The museum traces its origins to 1988, when Dr. Walter Dudley, a professor at the University of Hawaii–Hilo, was soliciting survivor stories from the community for his book Tsunami!. Dr. Dudley would later publish additional chronicles of tsunami survivors.

Jeanne Branch Johnston, a tsunami survivor, decided there was a need for a tsunami museum in 1993 and formed a steering committee; she and Dr. Dudley co-founded the museum that year. The museum was incorporated in August 1994; partners include the International Tsunami Information Center, the Pacific Tsunami Warning Center, the University of Hawaiʻi (both the Hilo and Manoa campuses), and State and County Civil Defense Agencies. Early solicitations for fundraising were for the Hilo Tsunami Museum. Johnston, Dudley, and Michael Childers began compiling an oral history of tsunami survivors from Hawaiʻi, Alaska, India, Sri Lanka, Thailand, and the Maldives, with more than 450 survivor stories archived at the museum.

On May 22, 1997, First Hawaiian Bank announced it would donate its Kamehameha Branch building as the permanent site for the museum. The building, originally completed in 1930 to a design by local architect Charles W. Dickey, was turned over to the museum in December, and the museum opened to the public in June 1998. Funds for the renovation were provided in part by the Federal Emergency Management Agency under its Hazard Mitigation Grant Program. Previously, temporary exhibits were shown at the nearby S. H. Kress & Co. building. The ex-Bank building is approximately 5300 ft2, with exhibits on the ground floor; the basement is used mostly for storage, and the upper floor is used for offices and archives.
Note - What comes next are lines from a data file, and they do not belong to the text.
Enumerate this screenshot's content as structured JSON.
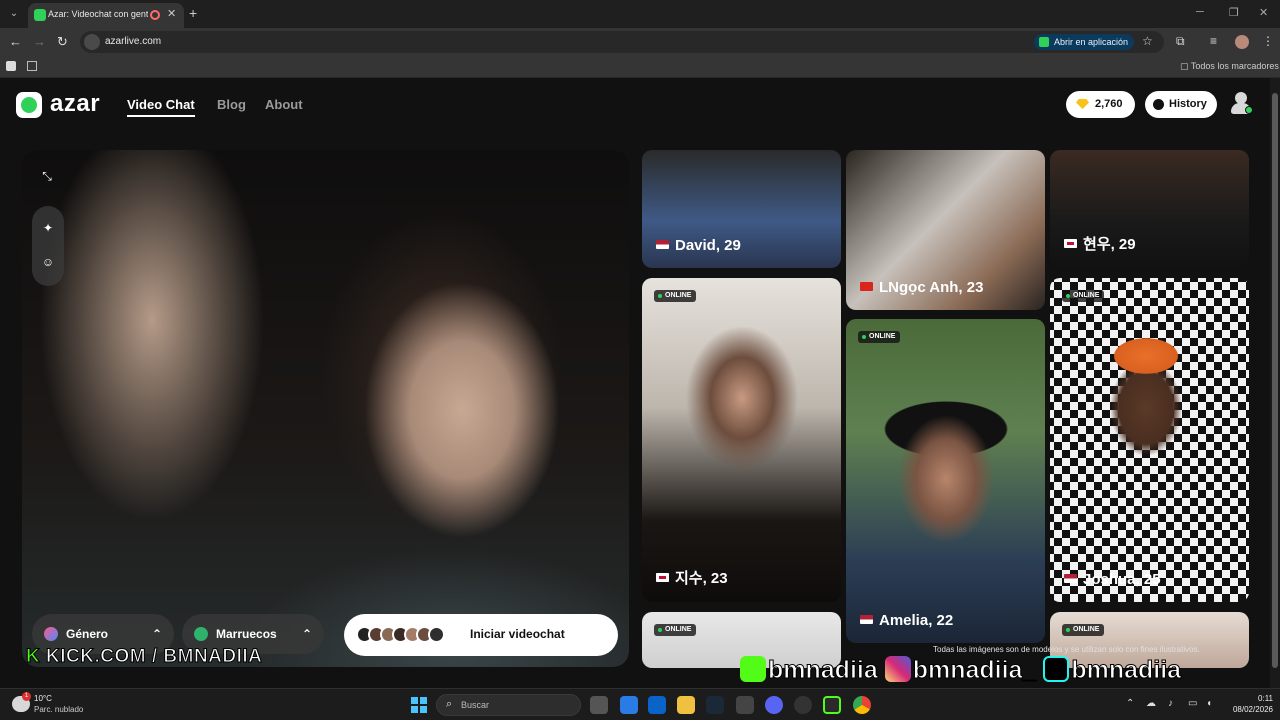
{
  "browser": {
    "tab_title": "Azar: Videochat con gente",
    "url": "azarlive.com",
    "open_in_app": "Abrir en aplicación",
    "all_bookmarks": "Todos los marcadores"
  },
  "site": {
    "logo": "azar",
    "nav": [
      "Video Chat",
      "Blog",
      "About"
    ],
    "gems": "2,760",
    "history": "History"
  },
  "video": {
    "gender_filter": "Género",
    "country_filter": "Marruecos",
    "start_button": "Iniciar videochat",
    "stream_caption": "KICK.COM / BMNADIIA",
    "stream_caption_k": "K"
  },
  "profiles": [
    {
      "name": "David, 29",
      "flag": "us",
      "online": false
    },
    {
      "name": "LNgọc Anh, 23",
      "flag": "vn",
      "online": false
    },
    {
      "name": "현우, 29",
      "flag": "kr",
      "online": false
    },
    {
      "name": "지수, 23",
      "flag": "kr",
      "online": true
    },
    {
      "name": "Amelia, 22",
      "flag": "us",
      "online": true
    },
    {
      "name": "Joshua, 25",
      "flag": "us",
      "online": true
    },
    {
      "name": "",
      "flag": "",
      "online": true
    },
    {
      "name": "",
      "flag": "",
      "online": true
    }
  ],
  "online_label": "ONLINE",
  "disclaimer": "Todas las imágenes son de modelos y se utilizan solo con fines ilustrativos.",
  "social_overlay": {
    "kick": "bmnadiia",
    "instagram": "bmnadiia_",
    "tiktok": "bmnadiia"
  },
  "taskbar": {
    "weather_temp": "10°C",
    "weather_desc": "Parc. nublado",
    "weather_badge": "1",
    "search_placeholder": "Buscar",
    "time": "0:11",
    "date": "08/02/2026"
  },
  "colors": {
    "accent_green": "#30d158",
    "gem_gold": "#f7c31a",
    "kick_green": "#53fc18"
  }
}
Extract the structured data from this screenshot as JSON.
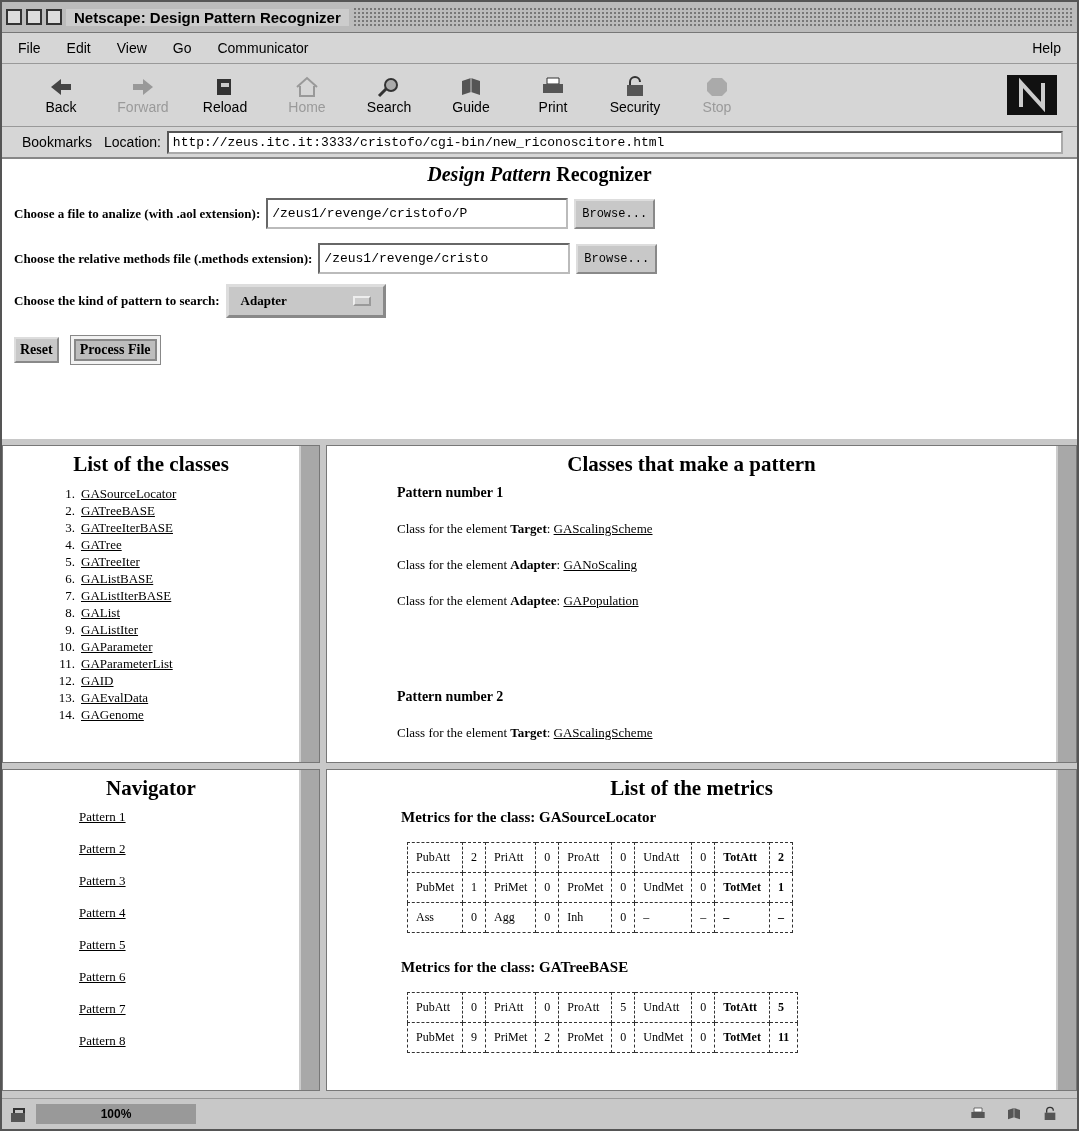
{
  "window": {
    "title": "Netscape: Design Pattern Recognizer"
  },
  "menu": {
    "items": [
      "File",
      "Edit",
      "View",
      "Go",
      "Communicator"
    ],
    "help": "Help"
  },
  "toolbar": [
    {
      "label": "Back",
      "disabled": false
    },
    {
      "label": "Forward",
      "disabled": true
    },
    {
      "label": "Reload",
      "disabled": false
    },
    {
      "label": "Home",
      "disabled": true
    },
    {
      "label": "Search",
      "disabled": false
    },
    {
      "label": "Guide",
      "disabled": false
    },
    {
      "label": "Print",
      "disabled": false
    },
    {
      "label": "Security",
      "disabled": false
    },
    {
      "label": "Stop",
      "disabled": true
    }
  ],
  "location_bar": {
    "bookmarks": "Bookmarks",
    "label": "Location:",
    "url": "http://zeus.itc.it:3333/cristofo/cgi-bin/new_riconoscitore.html"
  },
  "form": {
    "heading": "*Design Pattern* Recognizer",
    "fields": [
      {
        "label": "Choose a file to analize (with .aol extension):",
        "value": "/zeus1/revenge/cristofo/P",
        "button": "Browse..."
      },
      {
        "label": "Choose the relative methods file (.methods extension):",
        "value": "/zeus1/revenge/cristo",
        "button": "Browse..."
      }
    ],
    "pattern": {
      "label": "Choose the kind of pattern to search:",
      "value": "Adapter"
    },
    "buttons": [
      {
        "label": "Reset",
        "default": false
      },
      {
        "label": "Process File",
        "default": true
      }
    ]
  },
  "classes_frame": {
    "title": "List of the classes",
    "items": [
      {
        "number": "1.",
        "name": "GASourceLocator"
      },
      {
        "number": "2.",
        "name": "GATreeBASE"
      },
      {
        "number": "3.",
        "name": "GATreeIterBASE"
      },
      {
        "number": "4.",
        "name": "GATree"
      },
      {
        "number": "5.",
        "name": "GATreeIter"
      },
      {
        "number": "6.",
        "name": "GAListBASE"
      },
      {
        "number": "7.",
        "name": "GAListIterBASE"
      },
      {
        "number": "8.",
        "name": "GAList"
      },
      {
        "number": "9.",
        "name": "GAListIter"
      },
      {
        "number": "10.",
        "name": "GAParameter"
      },
      {
        "number": "11.",
        "name": "GAParameterList"
      },
      {
        "number": "12.",
        "name": "GAID"
      },
      {
        "number": "13.",
        "name": "GAEvalData"
      },
      {
        "number": "14.",
        "name": "GAGenome"
      }
    ]
  },
  "patterns_frame": {
    "title": "Classes that make a pattern",
    "patterns": [
      {
        "heading": "Pattern number 1",
        "elements": [
          {
            "text": "Class for the element **Target**:",
            "link": "GAScalingScheme"
          },
          {
            "text": "Class for the element **Adapter**:",
            "link": "GANoScaling"
          },
          {
            "text": "Class for the element **Adaptee**:",
            "link": "GAPopulation"
          }
        ]
      },
      {
        "heading": "Pattern number 2",
        "elements": [
          {
            "text": "Class for the element **Target**:",
            "link": "GAScalingScheme"
          }
        ]
      }
    ]
  },
  "navigator_frame": {
    "title": "Navigator",
    "links": [
      "Pattern 1",
      "Pattern 2",
      "Pattern 3",
      "Pattern 4",
      "Pattern 5",
      "Pattern 6",
      "Pattern 7",
      "Pattern 8"
    ]
  },
  "metrics_frame": {
    "title": "List of the metrics",
    "classes": [
      {
        "heading": "Metrics for the class: GASourceLocator",
        "rows": [
          [
            "PubAtt",
            "2",
            "PriAtt",
            "0",
            "ProAtt",
            "0",
            "UndAtt",
            "0",
            "TotAtt",
            "2"
          ],
          [
            "PubMet",
            "1",
            "PriMet",
            "0",
            "ProMet",
            "0",
            "UndMet",
            "0",
            "TotMet",
            "1"
          ],
          [
            "Ass",
            "0",
            "Agg",
            "0",
            "Inh",
            "0",
            "–",
            "–",
            "–",
            "–"
          ]
        ]
      },
      {
        "heading": "Metrics for the class: GATreeBASE",
        "rows": [
          [
            "PubAtt",
            "0",
            "PriAtt",
            "0",
            "ProAtt",
            "5",
            "UndAtt",
            "0",
            "TotAtt",
            "5"
          ],
          [
            "PubMet",
            "9",
            "PriMet",
            "2",
            "ProMet",
            "0",
            "UndMet",
            "0",
            "TotMet",
            "11"
          ]
        ]
      }
    ]
  },
  "status_bar": {
    "progress": "100%"
  }
}
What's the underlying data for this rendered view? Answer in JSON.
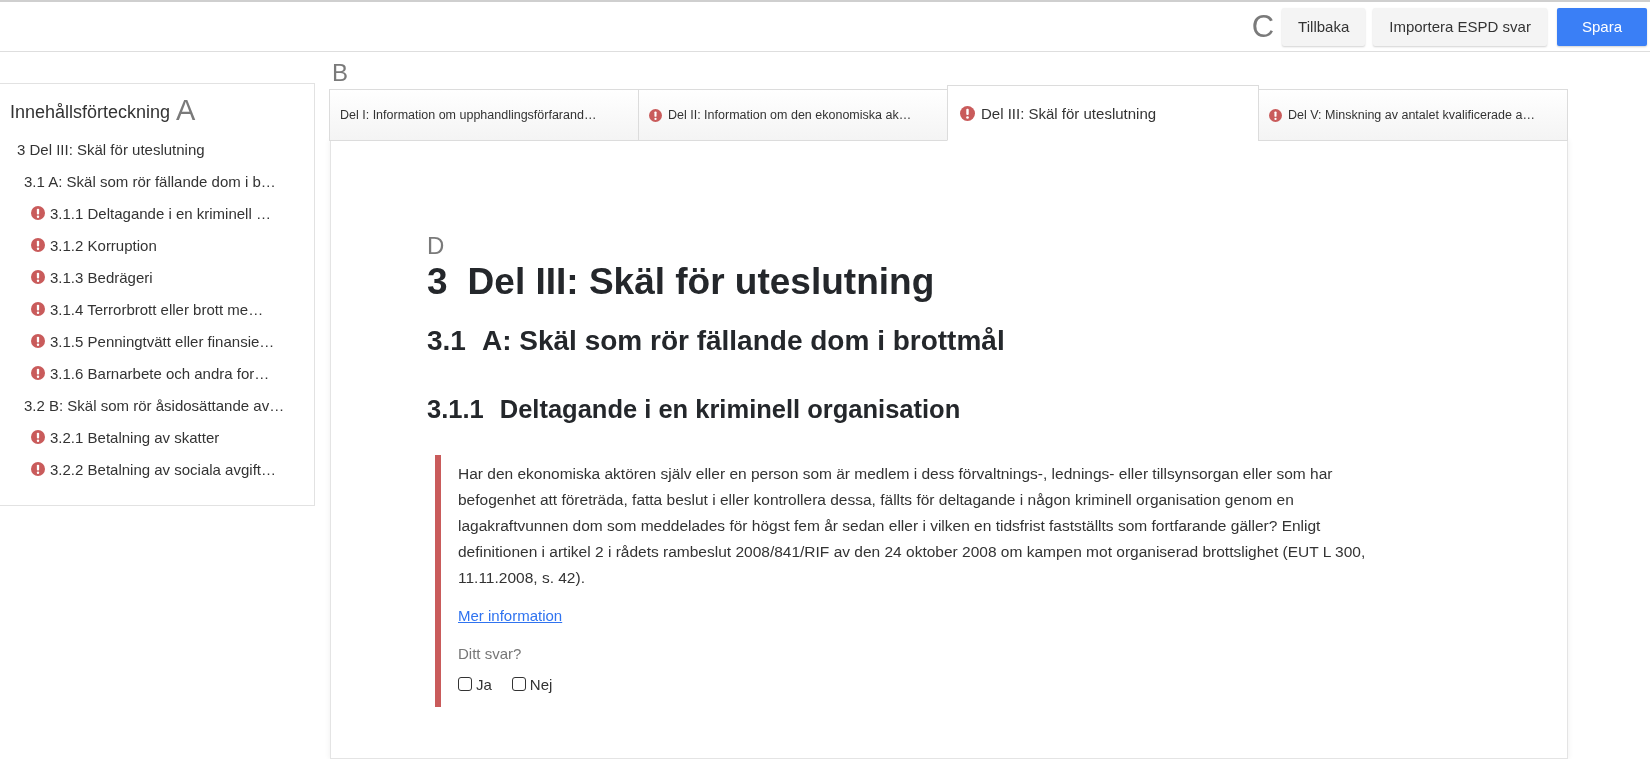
{
  "toolbar": {
    "marker": "C",
    "buttons": [
      {
        "label": "Tillbaka",
        "kind": "secondary"
      },
      {
        "label": "Importera ESPD svar",
        "kind": "secondary"
      },
      {
        "label": "Spara",
        "kind": "primary"
      }
    ]
  },
  "sidebar": {
    "title": "Innehållsförteckning",
    "marker": "A",
    "items": [
      {
        "label": "3 Del III: Skäl för uteslutning",
        "warning": false,
        "children": [
          {
            "label": "3.1 A: Skäl som rör fällande dom i b…",
            "warning": false,
            "children": [
              {
                "label": "3.1.1 Deltagande i en kriminell …",
                "warning": true
              },
              {
                "label": "3.1.2 Korruption",
                "warning": true
              },
              {
                "label": "3.1.3 Bedrägeri",
                "warning": true
              },
              {
                "label": "3.1.4 Terrorbrott eller brott me…",
                "warning": true
              },
              {
                "label": "3.1.5 Penningtvätt eller finansie…",
                "warning": true
              },
              {
                "label": "3.1.6 Barnarbete och andra for…",
                "warning": true
              }
            ]
          },
          {
            "label": "3.2 B: Skäl som rör åsidosättande av…",
            "warning": false,
            "children": [
              {
                "label": "3.2.1 Betalning av skatter",
                "warning": true
              },
              {
                "label": "3.2.2 Betalning av sociala avgift…",
                "warning": true
              }
            ]
          }
        ]
      }
    ]
  },
  "tabs": {
    "marker": "B",
    "items": [
      {
        "label": "Del I: Information om upphandlingsförfarand…",
        "warning": false,
        "selected": false
      },
      {
        "label": "Del II: Information om den ekonomiska ak…",
        "warning": true,
        "selected": false
      },
      {
        "label": "Del III: Skäl för uteslutning",
        "warning": true,
        "selected": true
      },
      {
        "label": "Del V: Minskning av antalet kvalificerade a…",
        "warning": true,
        "selected": false
      }
    ]
  },
  "content": {
    "marker": "D",
    "headings": [
      {
        "kind": "h1",
        "number": "3",
        "title": "Del III: Skäl för uteslutning"
      },
      {
        "kind": "h2",
        "number": "3.1",
        "title": "A: Skäl som rör fällande dom i brottmål"
      },
      {
        "kind": "h3",
        "number": "3.1.1",
        "title": "Deltagande i en kriminell organisation"
      }
    ],
    "question": {
      "invalid": true,
      "text": "Har den ekonomiska aktören själv eller en person som är medlem i dess förvaltnings-, lednings- eller tillsynsorgan eller som har befogenhet att företräda, fatta beslut i eller kontrollera dessa, fällts för deltagande i någon kriminell organisation genom en lagakraftvunnen dom som meddelades för högst fem år sedan eller i vilken en tidsfrist fastställts som fortfarande gäller? Enligt definitionen i artikel 2 i rådets rambeslut 2008/841/RIF av den 24 oktober 2008 om kampen mot organiserad brottslighet (EUT L 300, 11.11.2008, s. 42).",
      "link": "Mer information",
      "answer_label": "Ditt svar?",
      "options": [
        {
          "label": "Ja",
          "checked": false
        },
        {
          "label": "Nej",
          "checked": false
        }
      ]
    }
  }
}
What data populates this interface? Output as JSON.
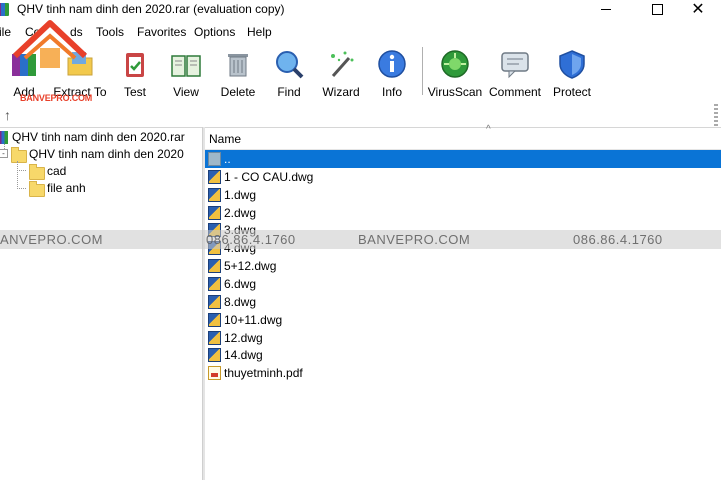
{
  "window": {
    "title": "QHV tinh nam dinh den 2020.rar (evaluation copy)",
    "minimize_glyph": "",
    "maximize_glyph": "",
    "close_glyph": "✕"
  },
  "menu": {
    "file": "ile",
    "commands": "Co",
    "commands_tail": "ds",
    "tools": "Tools",
    "favorites": "Favorites",
    "options": "Options",
    "help": "Help"
  },
  "toolbar": {
    "add": "Add",
    "extract": "Extract To",
    "test": "Test",
    "view": "View",
    "delete": "Delete",
    "find": "Find",
    "wizard": "Wizard",
    "info": "Info",
    "virusscan": "VirusScan",
    "comment": "Comment",
    "protect": "Protect"
  },
  "logo": {
    "text": "BANVEPRO.COM",
    "icon": "house-logo-icon"
  },
  "address": {
    "up_glyph": "↑",
    "icon": "up-arrow-icon"
  },
  "tree": {
    "root": "QHV tinh nam dinh den 2020.rar",
    "folder": "QHV tinh nam dinh den 2020",
    "children": [
      "cad",
      "file anh"
    ]
  },
  "list": {
    "column_name": "Name",
    "sort_glyph": "^",
    "rows": [
      {
        "name": "..",
        "type": "up"
      },
      {
        "name": "1 - CO CAU.dwg",
        "type": "dwg"
      },
      {
        "name": "1.dwg",
        "type": "dwg"
      },
      {
        "name": "2.dwg",
        "type": "dwg"
      },
      {
        "name": "3.dwg",
        "type": "dwg"
      },
      {
        "name": "4.dwg",
        "type": "dwg"
      },
      {
        "name": "5+12.dwg",
        "type": "dwg"
      },
      {
        "name": "6.dwg",
        "type": "dwg"
      },
      {
        "name": "8.dwg",
        "type": "dwg"
      },
      {
        "name": "10+11.dwg",
        "type": "dwg"
      },
      {
        "name": "12.dwg",
        "type": "dwg"
      },
      {
        "name": "14.dwg",
        "type": "dwg"
      },
      {
        "name": "thuyetminh.pdf",
        "type": "pdf"
      }
    ],
    "selected_index": 0
  },
  "watermark": {
    "a": "ANVEPRO.COM",
    "b": "086.86.4.1760",
    "c": "BANVEPRO.COM",
    "d": "086.86.4.1760"
  },
  "colors": {
    "selection": "#0a74d6",
    "accent_logo": "#e8402a"
  }
}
Donna Saiki (née Weiss), who was the principal at Hilo High School from 1988 to 1996, also served as the first volunteer executive director of the museum starting in 1994 until June 2013. Saiki recruited members, volunteers, and donors; her husband Ronald was a youth sports coach in Keaukaha. Marlene Murray succeeded Saiki as the executive director in June 2013. The museum building was retrofitted with photovoltaic arrays in 2014. A new science room was added in April 2016.

The museum was closed temporarily due to the COVID-19 pandemic in Hawaii, and reopened with permanent hours in March 2023. Several exhibits have been renovated and expanded, including a new exhibit about Hawaii's natural hazards. There are plans to establish a new exhibit about the 2022 Hunga Tonga–Hunga Haʻapai eruption and tsunami. In November 2024, the board of the museum laid off its 10-person staff and suspended operations; some former employees volunteered their labor to keep it open.